In a life that spanned nearly a century, and a career that lasted well over 60 years, Cicely Tyson broke ground over and over again.

Along the way, Tyson won countless awards, including three Emmys, an honorary Academy Award, a Peabody Award, and a Tony Award — just eight years ago. Sadly, Tyson passed away this week, at the age of 96. According to The New York Times, “her death was announced by her longtime manager, Larry Thompson, who provided no other details.”
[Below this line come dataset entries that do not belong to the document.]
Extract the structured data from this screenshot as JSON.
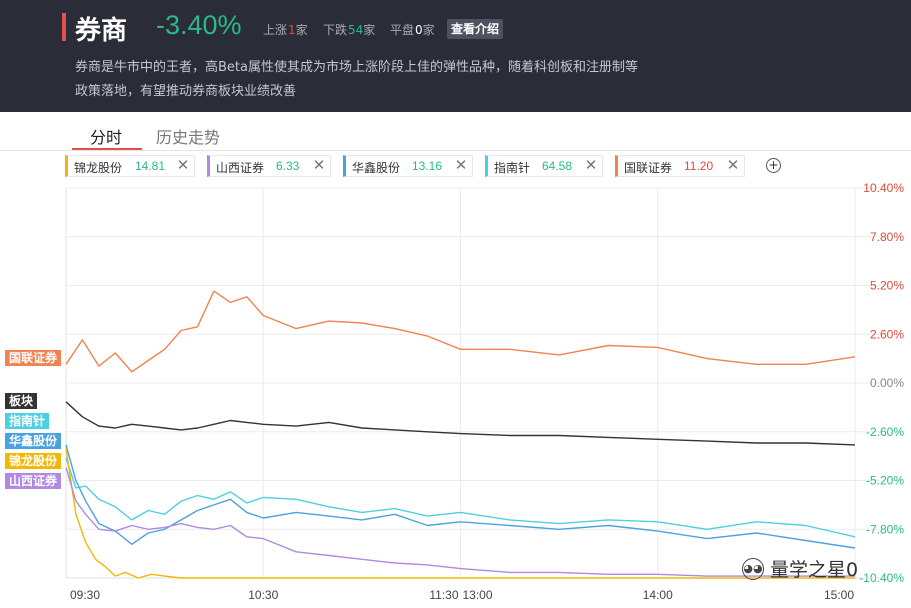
{
  "header": {
    "title": "券商",
    "change": "-3.40%",
    "up_label": "上涨",
    "up_count": "1",
    "down_label": "下跌",
    "down_count": "54",
    "flat_label": "平盘",
    "flat_count": "0",
    "unit": "家",
    "intro_button": "查看介绍",
    "description_line1": "券商是牛市中的王者，高Beta属性使其成为市场上涨阶段上佳的弹性品种，随着科创板和注册制等",
    "description_line2": "政策落地，有望推动券商板块业绩改善"
  },
  "tabs": [
    "分时",
    "历史走势"
  ],
  "chips": [
    {
      "name": "锦龙股份",
      "price": "14.81",
      "color": "#f2b705",
      "price_color": "#2ab989"
    },
    {
      "name": "山西证券",
      "price": "6.33",
      "color": "#b189e0",
      "price_color": "#2ab989"
    },
    {
      "name": "华鑫股份",
      "price": "13.16",
      "color": "#4aa3df",
      "price_color": "#2ab989"
    },
    {
      "name": "指南针",
      "price": "64.58",
      "color": "#4dd0e1",
      "price_color": "#2ab989"
    },
    {
      "name": "国联证券",
      "price": "11.20",
      "color": "#f0834f",
      "price_color": "#e04b3a"
    }
  ],
  "watermark": "量学之星0",
  "chart_data": {
    "type": "line",
    "x_ticks": [
      "09:30",
      "10:30",
      "11:30",
      "13:00",
      "14:00",
      "15:00"
    ],
    "y_ticks": [
      "10.40%",
      "7.80%",
      "5.20%",
      "2.60%",
      "0.00%",
      "-2.60%",
      "-5.20%",
      "-7.80%",
      "-10.40%"
    ],
    "ylim": [
      -10.4,
      10.4
    ],
    "series_labels": [
      "国联证券",
      "板块",
      "指南针",
      "华鑫股份",
      "锦龙股份",
      "山西证券"
    ],
    "series": [
      {
        "name": "国联证券",
        "color": "#f0834f",
        "x": [
          0,
          5,
          10,
          15,
          20,
          25,
          30,
          35,
          40,
          45,
          50,
          55,
          60,
          70,
          80,
          90,
          100,
          110,
          120,
          135,
          150,
          165,
          180,
          195,
          210,
          225,
          240
        ],
        "values": [
          1.0,
          2.3,
          0.9,
          1.6,
          0.6,
          1.2,
          1.8,
          2.8,
          3.0,
          4.9,
          4.3,
          4.6,
          3.6,
          2.9,
          3.3,
          3.2,
          2.9,
          2.5,
          1.8,
          1.8,
          1.5,
          2.0,
          1.9,
          1.3,
          1.0,
          1.0,
          1.4
        ]
      },
      {
        "name": "板块",
        "color": "#333333",
        "x": [
          0,
          5,
          10,
          15,
          20,
          25,
          30,
          35,
          40,
          45,
          50,
          55,
          60,
          70,
          80,
          90,
          100,
          110,
          120,
          135,
          150,
          165,
          180,
          195,
          210,
          225,
          240
        ],
        "values": [
          -1.0,
          -1.8,
          -2.3,
          -2.4,
          -2.2,
          -2.3,
          -2.4,
          -2.5,
          -2.4,
          -2.2,
          -2.0,
          -2.1,
          -2.2,
          -2.3,
          -2.1,
          -2.4,
          -2.5,
          -2.6,
          -2.7,
          -2.8,
          -2.8,
          -2.9,
          -3.0,
          -3.1,
          -3.2,
          -3.2,
          -3.3
        ]
      },
      {
        "name": "指南针",
        "color": "#4dd0e1",
        "x": [
          0,
          3,
          6,
          10,
          15,
          20,
          25,
          30,
          35,
          40,
          45,
          50,
          55,
          60,
          70,
          80,
          90,
          100,
          110,
          120,
          135,
          150,
          165,
          180,
          195,
          210,
          225,
          240
        ],
        "values": [
          -4.0,
          -5.6,
          -5.5,
          -6.2,
          -6.6,
          -7.3,
          -6.8,
          -7.0,
          -6.3,
          -6.0,
          -6.2,
          -5.8,
          -6.4,
          -6.1,
          -6.2,
          -6.6,
          -6.9,
          -6.7,
          -7.1,
          -6.9,
          -7.3,
          -7.5,
          -7.3,
          -7.4,
          -7.8,
          -7.4,
          -7.6,
          -8.2
        ]
      },
      {
        "name": "华鑫股份",
        "color": "#4aa3df",
        "x": [
          0,
          3,
          6,
          10,
          15,
          20,
          25,
          30,
          35,
          40,
          45,
          50,
          55,
          60,
          70,
          80,
          90,
          100,
          110,
          120,
          135,
          150,
          165,
          180,
          195,
          210,
          225,
          240
        ],
        "values": [
          -3.3,
          -5.2,
          -6.3,
          -7.5,
          -7.9,
          -8.6,
          -8.0,
          -7.8,
          -7.3,
          -6.8,
          -6.5,
          -6.2,
          -6.9,
          -7.2,
          -6.9,
          -7.1,
          -7.3,
          -7.0,
          -7.6,
          -7.4,
          -7.6,
          -7.8,
          -7.6,
          -7.9,
          -8.3,
          -8.0,
          -8.4,
          -8.8
        ]
      },
      {
        "name": "锦龙股份",
        "color": "#f2b705",
        "x": [
          0,
          3,
          6,
          9,
          12,
          15,
          18,
          22,
          26,
          30,
          35,
          40,
          50,
          60,
          80,
          100,
          120,
          140,
          160,
          180,
          200,
          220,
          240
        ],
        "values": [
          -3.5,
          -7.0,
          -8.5,
          -9.4,
          -9.8,
          -10.3,
          -10.1,
          -10.4,
          -10.2,
          -10.3,
          -10.4,
          -10.4,
          -10.4,
          -10.4,
          -10.4,
          -10.4,
          -10.4,
          -10.4,
          -10.4,
          -10.4,
          -10.4,
          -10.4,
          -10.4
        ]
      },
      {
        "name": "山西证券",
        "color": "#b189e0",
        "x": [
          0,
          3,
          6,
          10,
          15,
          20,
          25,
          30,
          35,
          40,
          45,
          50,
          55,
          60,
          70,
          80,
          90,
          100,
          110,
          120,
          135,
          150,
          165,
          180,
          195,
          210,
          225,
          240
        ],
        "values": [
          -4.5,
          -6.3,
          -7.0,
          -7.8,
          -7.9,
          -7.6,
          -7.8,
          -7.7,
          -7.5,
          -7.7,
          -7.8,
          -7.6,
          -8.2,
          -8.3,
          -9.0,
          -9.2,
          -9.4,
          -9.6,
          -9.7,
          -9.9,
          -10.1,
          -10.1,
          -10.2,
          -10.2,
          -10.3,
          -10.3,
          -10.3,
          -10.3
        ]
      }
    ]
  }
}
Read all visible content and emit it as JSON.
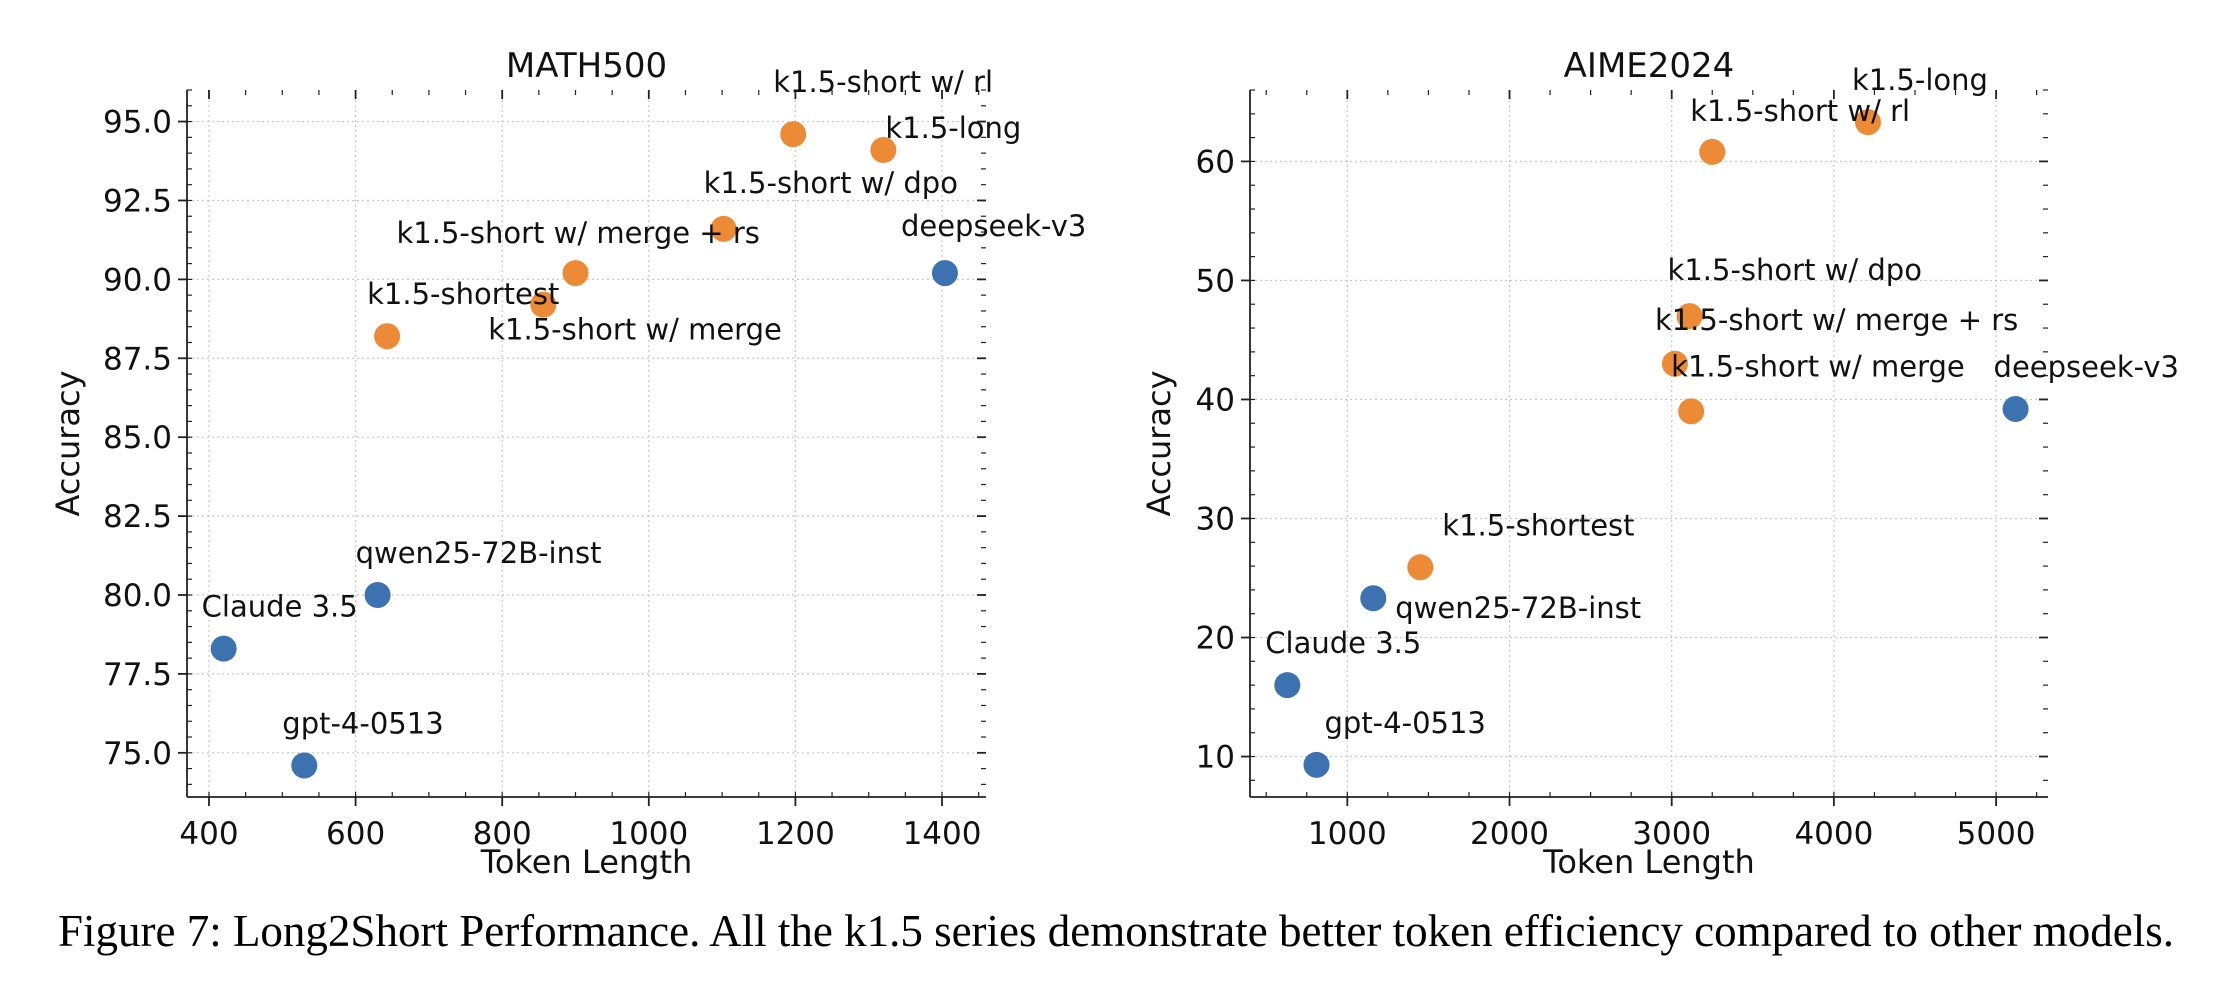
{
  "caption": "Figure 7: Long2Short Performance. All the k1.5 series demonstrate better token efficiency compared to other models.",
  "colors": {
    "k1.5": "#ED8A35",
    "baseline": "#3B72AF"
  },
  "chart_data": [
    {
      "type": "scatter",
      "title": "MATH500",
      "xlabel": "Token Length",
      "ylabel": "Accuracy",
      "xlim": [
        370,
        1460
      ],
      "ylim": [
        73.6,
        96.0
      ],
      "xticks": [
        400,
        600,
        800,
        1000,
        1200,
        1400
      ],
      "yticks": [
        "75.0",
        "77.5",
        "80.0",
        "82.5",
        "85.0",
        "87.5",
        "90.0",
        "92.5",
        "95.0"
      ],
      "grid": true,
      "points": [
        {
          "label": "k1.5-short w/ rl",
          "x": 1197,
          "y": 94.6,
          "group": "k1.5"
        },
        {
          "label": "k1.5-long",
          "x": 1320,
          "y": 94.1,
          "group": "k1.5"
        },
        {
          "label": "k1.5-short w/ dpo",
          "x": 1102,
          "y": 91.6,
          "group": "k1.5"
        },
        {
          "label": "k1.5-short w/ merge + rs",
          "x": 900,
          "y": 90.2,
          "group": "k1.5"
        },
        {
          "label": "k1.5-short w/ merge",
          "x": 856,
          "y": 89.2,
          "group": "k1.5"
        },
        {
          "label": "k1.5-shortest",
          "x": 643,
          "y": 88.2,
          "group": "k1.5"
        },
        {
          "label": "deepseek-v3",
          "x": 1404,
          "y": 90.2,
          "group": "baseline"
        },
        {
          "label": "qwen25-72B-inst",
          "x": 630,
          "y": 80.0,
          "group": "baseline"
        },
        {
          "label": "Claude 3.5",
          "x": 420,
          "y": 78.3,
          "group": "baseline"
        },
        {
          "label": "gpt-4-0513",
          "x": 530,
          "y": 74.6,
          "group": "baseline"
        }
      ]
    },
    {
      "type": "scatter",
      "title": "AIME2024",
      "xlabel": "Token Length",
      "ylabel": "Accuracy",
      "xlim": [
        400,
        5320
      ],
      "ylim": [
        6.6,
        66.0
      ],
      "xticks": [
        1000,
        2000,
        3000,
        4000,
        5000
      ],
      "yticks": [
        "10",
        "20",
        "30",
        "40",
        "50",
        "60"
      ],
      "grid": true,
      "points": [
        {
          "label": "k1.5-long",
          "x": 4210,
          "y": 63.3,
          "group": "k1.5"
        },
        {
          "label": "k1.5-short w/ rl",
          "x": 3250,
          "y": 60.8,
          "group": "k1.5"
        },
        {
          "label": "k1.5-short w/ dpo",
          "x": 3110,
          "y": 47.0,
          "group": "k1.5"
        },
        {
          "label": "k1.5-short w/ merge + rs",
          "x": 3020,
          "y": 43.0,
          "group": "k1.5"
        },
        {
          "label": "k1.5-short w/ merge",
          "x": 3120,
          "y": 39.0,
          "group": "k1.5"
        },
        {
          "label": "k1.5-shortest",
          "x": 1450,
          "y": 25.9,
          "group": "k1.5"
        },
        {
          "label": "deepseek-v3",
          "x": 5120,
          "y": 39.2,
          "group": "baseline"
        },
        {
          "label": "qwen25-72B-inst",
          "x": 1160,
          "y": 23.3,
          "group": "baseline"
        },
        {
          "label": "Claude 3.5",
          "x": 630,
          "y": 16.0,
          "group": "baseline"
        },
        {
          "label": "gpt-4-0513",
          "x": 810,
          "y": 9.3,
          "group": "baseline"
        }
      ]
    }
  ]
}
The Times also provided a succinct summation of precisely what made Tyson such a special actress:

In a remarkable career of seven decades, Ms. Tyson broke ground for serious Black actors by refusing to take parts that demeaned Black people. She urged Black colleagues to do the same, and often went without work. She was critical of films and television programs that cast Black characters as criminal, servile or immoral, and insisted that African-Americans, even if poor or downtrodden, should be portrayed with dignity.

After years playing small roles in television and Off Broadway, her breakthrough came in 1972’s Sounder, where she played the matriarch of a family struggling to survive during the Great Depression after her husband (played by Paul Winfield) is arrested for stealing to feed his family. Both Tyson and Winfield were nominated for Oscars, along with the film’s screenplay, while Sounder itself was nominated for Best Picture. (It lost to The Godfather.)

Two years later, Tyson won an Emmy Award for the TV film The Autobiography of Miss Jane Pittman. She played the title character, a former slave who lives into her 100s to witness the rise of the Civil Rights Movement. Three years later, Tyson was nominated for another Emmy for her work in the iconic miniseries Roots. The following year, she was nominated again, this time for the limited series King, where she played Coretta Scott King. All in all, Tyson was nominated for 15 Emmys, including five in the last six years for her guest appearances on How to Get Away With Murder.

After a 30 year absence from Broadway, Tyson won a Tony in 2013 (at the age of 88) for her work in the revival of Horton Foote’s The Trip to Bountiful. The following year, Tyson reprised her role in a TV movie.

Tyson lived an incredible life and produced an equally impressive body of work. For further reading, you may want to check out Tyson’s autobiography, Just As I Am, which in a strange quirk of fate, was released just this week. Given her astounding career, that is a fitting title.